Tribune

85 bougies pour Mike Westbrook

Le pianiste anglais fête ses 85 ans !


Alors qu’il fête ses 85 ans, le pianiste, compositeur et tubiste Mike Westbrook n’a jamais fini de nous faire des cadeaux. Après une récente livraison sur son bandcamp d’un concert inédit de son spectacle After Abbey Road avec un orchestre remanié, presque quinze ans après la sortie du disque, ce sont deux pépites des années 80 qui refont surface, sous la forme d’un concert à Paris à la Chapelle des Lombards avec l’un de ses plus joyeux brass bands et le mythique The Ass, sorti en 1985, forme de concert théâtralisé en Sicile qui symbolise à lui seul toute la douce folie et la poésie de l’Anglais.

Il y a dix ans, pour les 75 ans de Mike Westbrook, nous nous félicitions de la sortie de The Cortege, l’un des fleurons de sa discographie. Si The Ass est peut-être moins connu, il est, comme Mama Chicago par exemple, un symbole de la mise en scène, de la notion de troupe qui entoure la musique de l’Anglais. Épargnons-nous d’abord quelques ricanements globish : The Ass, c’est un âne sauvage, à l’inverse de The Donkey, sa version domestiquée. Même si le texte, tiré d’un poème de D.H Lawrence, l’auteur de L’amant de Lady Chatterley joue sur les ambiguïtés grivoises :

Poor ass, like man, always in a rut,
The pair of them alike in that.
All his soul in his gallant member
And his head gone heavy with the knowledge of desire
And humiliation.

Amoureux de la Sicile comme le poète, les Westbrook sont notamment allés y chercher, à Taormina, là où Lawrence a écrit, un chant traditionnel où il est question d’un âne : « Lu Me Sceccu » [1], où s’illustre l’accordéon du - par ailleurs - clarinettiste Trevor Allan, est une danse joyeuse. On imagine une fête de village un peu alcoolisée, une fin de soirée où le fidèle Trevor Whyman revêtirait un masque d’âne, et où Kate Westbrook entonnerait avec la violoniste Lesya Melnik un chant gentiment lunaire ; un magnifique interlude dans une galerie de tableaux animée avec la compagnie italienne Foco Novo, qui tient autant de la comédie que du joyeux foutoir organisé avec humour, où surgit l’élégance d’un instant de piano (« The Steppes of Tatary »). Le Sicilian Band, quintet sans batterie dédié à ce seul spectacle, peut se permettre toutes les acrobaties avec une déconcertante agilité de bateleur.

The Paris Album est un album plus confidentiel.
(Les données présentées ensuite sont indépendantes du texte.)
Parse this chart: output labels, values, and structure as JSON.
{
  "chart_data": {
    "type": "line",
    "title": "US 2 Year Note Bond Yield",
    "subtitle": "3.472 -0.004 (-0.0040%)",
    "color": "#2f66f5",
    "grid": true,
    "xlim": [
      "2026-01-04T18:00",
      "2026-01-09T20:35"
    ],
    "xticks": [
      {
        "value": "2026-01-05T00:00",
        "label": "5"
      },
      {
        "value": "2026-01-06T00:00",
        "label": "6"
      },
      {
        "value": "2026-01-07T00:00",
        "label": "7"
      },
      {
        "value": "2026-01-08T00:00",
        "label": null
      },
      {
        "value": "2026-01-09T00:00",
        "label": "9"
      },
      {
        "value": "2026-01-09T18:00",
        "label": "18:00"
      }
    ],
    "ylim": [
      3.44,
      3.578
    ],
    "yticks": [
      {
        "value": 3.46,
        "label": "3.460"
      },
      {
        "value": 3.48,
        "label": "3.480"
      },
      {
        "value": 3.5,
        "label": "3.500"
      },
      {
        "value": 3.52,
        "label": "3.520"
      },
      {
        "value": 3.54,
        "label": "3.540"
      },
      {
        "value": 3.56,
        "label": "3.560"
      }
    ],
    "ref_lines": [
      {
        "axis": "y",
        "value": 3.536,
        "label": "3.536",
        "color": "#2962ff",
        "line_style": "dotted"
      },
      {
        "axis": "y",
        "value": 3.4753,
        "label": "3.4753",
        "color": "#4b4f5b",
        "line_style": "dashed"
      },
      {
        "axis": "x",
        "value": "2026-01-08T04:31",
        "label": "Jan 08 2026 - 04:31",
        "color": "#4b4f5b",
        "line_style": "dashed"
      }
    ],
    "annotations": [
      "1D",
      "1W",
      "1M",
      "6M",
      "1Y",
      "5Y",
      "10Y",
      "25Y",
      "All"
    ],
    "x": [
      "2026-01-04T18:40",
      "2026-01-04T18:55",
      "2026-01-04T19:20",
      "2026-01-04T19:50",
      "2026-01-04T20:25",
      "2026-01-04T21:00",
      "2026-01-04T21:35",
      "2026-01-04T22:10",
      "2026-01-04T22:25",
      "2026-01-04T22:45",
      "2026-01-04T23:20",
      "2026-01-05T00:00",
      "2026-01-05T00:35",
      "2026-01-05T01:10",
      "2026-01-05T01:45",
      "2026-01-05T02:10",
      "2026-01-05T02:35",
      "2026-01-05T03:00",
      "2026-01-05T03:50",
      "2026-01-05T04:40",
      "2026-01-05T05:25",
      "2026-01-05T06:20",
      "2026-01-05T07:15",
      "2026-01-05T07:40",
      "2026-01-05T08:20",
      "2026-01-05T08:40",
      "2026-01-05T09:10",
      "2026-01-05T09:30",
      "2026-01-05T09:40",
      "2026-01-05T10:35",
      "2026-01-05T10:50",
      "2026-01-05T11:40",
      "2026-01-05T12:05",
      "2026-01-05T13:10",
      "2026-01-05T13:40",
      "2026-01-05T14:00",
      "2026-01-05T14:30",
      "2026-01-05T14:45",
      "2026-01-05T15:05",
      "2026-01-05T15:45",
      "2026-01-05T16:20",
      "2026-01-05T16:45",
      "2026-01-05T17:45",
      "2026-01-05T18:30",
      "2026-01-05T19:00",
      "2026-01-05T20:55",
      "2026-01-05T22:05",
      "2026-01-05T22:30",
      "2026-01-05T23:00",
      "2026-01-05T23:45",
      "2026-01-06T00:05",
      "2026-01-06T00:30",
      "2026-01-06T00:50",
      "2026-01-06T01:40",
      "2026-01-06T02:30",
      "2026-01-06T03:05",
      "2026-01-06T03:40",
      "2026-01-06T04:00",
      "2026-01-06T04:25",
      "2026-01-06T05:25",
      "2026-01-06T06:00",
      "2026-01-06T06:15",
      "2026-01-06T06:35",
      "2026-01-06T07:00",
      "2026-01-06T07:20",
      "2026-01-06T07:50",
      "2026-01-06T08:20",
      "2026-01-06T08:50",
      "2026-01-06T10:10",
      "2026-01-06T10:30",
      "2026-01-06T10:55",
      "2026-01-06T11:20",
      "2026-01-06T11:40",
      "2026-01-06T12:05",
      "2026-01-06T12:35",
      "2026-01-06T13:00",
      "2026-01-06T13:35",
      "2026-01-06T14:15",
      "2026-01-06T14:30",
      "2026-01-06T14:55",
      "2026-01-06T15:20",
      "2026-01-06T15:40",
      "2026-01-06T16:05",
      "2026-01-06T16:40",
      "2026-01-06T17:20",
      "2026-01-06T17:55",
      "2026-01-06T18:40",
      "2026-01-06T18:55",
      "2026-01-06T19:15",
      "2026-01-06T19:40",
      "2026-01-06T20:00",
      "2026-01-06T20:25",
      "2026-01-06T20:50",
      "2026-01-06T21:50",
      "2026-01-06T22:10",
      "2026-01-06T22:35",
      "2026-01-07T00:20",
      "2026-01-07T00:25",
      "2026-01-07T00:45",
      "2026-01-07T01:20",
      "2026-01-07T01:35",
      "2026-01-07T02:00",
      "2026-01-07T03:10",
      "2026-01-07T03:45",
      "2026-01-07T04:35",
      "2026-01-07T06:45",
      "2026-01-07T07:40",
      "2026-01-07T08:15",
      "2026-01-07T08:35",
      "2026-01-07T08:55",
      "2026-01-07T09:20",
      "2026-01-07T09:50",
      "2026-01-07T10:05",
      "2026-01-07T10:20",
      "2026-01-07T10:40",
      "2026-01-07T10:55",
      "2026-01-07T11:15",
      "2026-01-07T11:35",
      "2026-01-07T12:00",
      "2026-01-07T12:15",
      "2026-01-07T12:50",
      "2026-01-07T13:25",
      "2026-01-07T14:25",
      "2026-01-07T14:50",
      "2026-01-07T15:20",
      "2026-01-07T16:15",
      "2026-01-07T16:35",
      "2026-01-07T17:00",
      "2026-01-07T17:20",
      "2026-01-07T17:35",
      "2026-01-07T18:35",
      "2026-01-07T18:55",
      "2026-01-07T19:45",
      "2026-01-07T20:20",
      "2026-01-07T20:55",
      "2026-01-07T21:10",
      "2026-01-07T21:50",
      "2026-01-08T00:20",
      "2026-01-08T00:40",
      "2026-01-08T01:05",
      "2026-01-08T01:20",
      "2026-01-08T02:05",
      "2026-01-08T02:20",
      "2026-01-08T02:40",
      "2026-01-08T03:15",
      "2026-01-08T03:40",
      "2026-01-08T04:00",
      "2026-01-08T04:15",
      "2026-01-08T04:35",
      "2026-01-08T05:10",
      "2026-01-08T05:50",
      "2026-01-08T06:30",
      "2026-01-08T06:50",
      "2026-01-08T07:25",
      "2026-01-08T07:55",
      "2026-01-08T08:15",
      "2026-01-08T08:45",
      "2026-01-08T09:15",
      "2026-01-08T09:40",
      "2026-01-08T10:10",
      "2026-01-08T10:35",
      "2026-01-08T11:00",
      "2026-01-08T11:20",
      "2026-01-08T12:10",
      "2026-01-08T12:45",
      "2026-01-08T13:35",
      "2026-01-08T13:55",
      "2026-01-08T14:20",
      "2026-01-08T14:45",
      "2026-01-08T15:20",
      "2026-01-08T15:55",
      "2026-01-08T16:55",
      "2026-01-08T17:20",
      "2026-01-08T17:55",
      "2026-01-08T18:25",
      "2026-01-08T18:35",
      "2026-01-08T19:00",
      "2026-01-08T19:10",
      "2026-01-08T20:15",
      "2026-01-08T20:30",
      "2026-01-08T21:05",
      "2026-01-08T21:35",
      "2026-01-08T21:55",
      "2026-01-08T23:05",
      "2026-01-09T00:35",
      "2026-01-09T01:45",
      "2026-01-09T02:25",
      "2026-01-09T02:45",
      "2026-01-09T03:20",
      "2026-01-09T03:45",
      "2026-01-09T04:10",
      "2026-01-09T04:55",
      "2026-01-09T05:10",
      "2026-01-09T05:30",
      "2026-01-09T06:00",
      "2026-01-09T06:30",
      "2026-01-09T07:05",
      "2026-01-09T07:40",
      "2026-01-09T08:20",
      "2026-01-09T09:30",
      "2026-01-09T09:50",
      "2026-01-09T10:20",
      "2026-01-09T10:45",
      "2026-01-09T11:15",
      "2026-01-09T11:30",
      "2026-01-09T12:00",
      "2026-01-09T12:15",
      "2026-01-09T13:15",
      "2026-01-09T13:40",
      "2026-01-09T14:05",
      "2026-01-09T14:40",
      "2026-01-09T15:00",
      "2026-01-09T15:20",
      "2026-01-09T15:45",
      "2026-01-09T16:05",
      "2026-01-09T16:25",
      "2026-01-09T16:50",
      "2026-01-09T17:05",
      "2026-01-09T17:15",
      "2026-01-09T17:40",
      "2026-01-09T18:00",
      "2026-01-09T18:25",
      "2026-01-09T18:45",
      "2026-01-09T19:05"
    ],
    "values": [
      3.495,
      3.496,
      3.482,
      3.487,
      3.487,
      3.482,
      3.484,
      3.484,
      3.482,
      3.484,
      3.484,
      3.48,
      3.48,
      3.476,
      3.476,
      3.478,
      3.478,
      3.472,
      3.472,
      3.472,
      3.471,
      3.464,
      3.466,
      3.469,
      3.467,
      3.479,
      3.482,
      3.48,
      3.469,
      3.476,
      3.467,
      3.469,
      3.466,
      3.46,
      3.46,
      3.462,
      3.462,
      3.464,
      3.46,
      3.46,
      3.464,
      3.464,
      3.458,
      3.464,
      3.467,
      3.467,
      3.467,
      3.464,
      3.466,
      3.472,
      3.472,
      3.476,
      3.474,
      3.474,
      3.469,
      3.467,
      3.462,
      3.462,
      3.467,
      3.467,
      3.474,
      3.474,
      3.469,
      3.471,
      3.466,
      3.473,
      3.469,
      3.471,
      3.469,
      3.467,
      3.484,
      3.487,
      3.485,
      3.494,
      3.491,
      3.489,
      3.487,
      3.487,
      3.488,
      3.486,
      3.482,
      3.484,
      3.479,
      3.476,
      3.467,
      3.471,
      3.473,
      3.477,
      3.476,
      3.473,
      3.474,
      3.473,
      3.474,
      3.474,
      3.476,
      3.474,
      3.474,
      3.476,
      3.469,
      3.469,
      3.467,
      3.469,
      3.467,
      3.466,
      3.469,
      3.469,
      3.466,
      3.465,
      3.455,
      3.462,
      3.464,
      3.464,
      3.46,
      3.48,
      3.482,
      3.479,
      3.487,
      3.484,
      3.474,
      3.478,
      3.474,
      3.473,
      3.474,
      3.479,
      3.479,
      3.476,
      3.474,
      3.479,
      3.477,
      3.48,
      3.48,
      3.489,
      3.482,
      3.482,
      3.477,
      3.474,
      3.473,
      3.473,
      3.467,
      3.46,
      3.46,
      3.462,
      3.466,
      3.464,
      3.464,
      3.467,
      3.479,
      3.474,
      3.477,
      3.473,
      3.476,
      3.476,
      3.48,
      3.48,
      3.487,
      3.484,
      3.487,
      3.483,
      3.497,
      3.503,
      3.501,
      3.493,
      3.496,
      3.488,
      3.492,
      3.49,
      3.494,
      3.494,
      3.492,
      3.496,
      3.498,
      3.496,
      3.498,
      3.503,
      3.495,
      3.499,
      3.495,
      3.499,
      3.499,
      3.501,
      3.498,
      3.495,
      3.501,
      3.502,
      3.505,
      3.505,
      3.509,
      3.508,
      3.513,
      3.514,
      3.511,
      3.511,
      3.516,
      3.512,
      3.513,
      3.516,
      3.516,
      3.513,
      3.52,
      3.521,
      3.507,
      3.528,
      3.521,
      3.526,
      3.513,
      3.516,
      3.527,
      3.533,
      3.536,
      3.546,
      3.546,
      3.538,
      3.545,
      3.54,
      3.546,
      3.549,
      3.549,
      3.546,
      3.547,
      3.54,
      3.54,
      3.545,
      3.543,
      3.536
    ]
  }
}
Dans les live cruciaux de Westbrook, il ne situe peut-être pas au niveau de Catania ou de The Orchestra of Smith Academy, des canons du genre. Il témoigne néanmoins d’un brass band peu documenté en disque (The Goose Sauce, sorti en 1978, est un album studio non réédité). Un groupe ouvert et très joueur, avec une tendance très free malgré un instrumentarium qui évoque un orchestre swing (Westbrook au piano et tuba, Phil Minton au chant et à la trompette, Chris Biscoe à tous les saxophones), comme on peut l’entendre dans le très léger « Serpent Magre ».

On voit d’ailleurs, sur la pochette, l’excellent batteur Dave Barry tenir un serpent… Qu’on n’entend pas dans le disque ! Mais cette musique de brass band, que Westbrook adore, se déconstruit gentiment dans « Windy City Blues » où le piano martèle des basses que Phil Minton va littéralement croquer avec ses habituelles onomatopées. Quant à Biscoe, il va faire exploser le morceau en vol avec des coups de boutoir que Barry accompagne d’un drumming nerveux. L’enregistrement de mai 1981 est une belle illustration des envies inclassables qui ont toujours animé Kate et Mike Westbrook, jusqu’au soyeux « L’égalité des sexes » que Kate chante en français, dans une orchestration qui rappellera The Cortege dans une forme réduite à l’essentiel. Une fête, de quoi célébrer en fanfare les 85 bougies du maître anglais.

par Franpi Barriaux // Publié le 18 avril 2021

[1Récemment, Westbrook en a proposé une relecture avec le Uncommon Orchestra, en vidéo ici.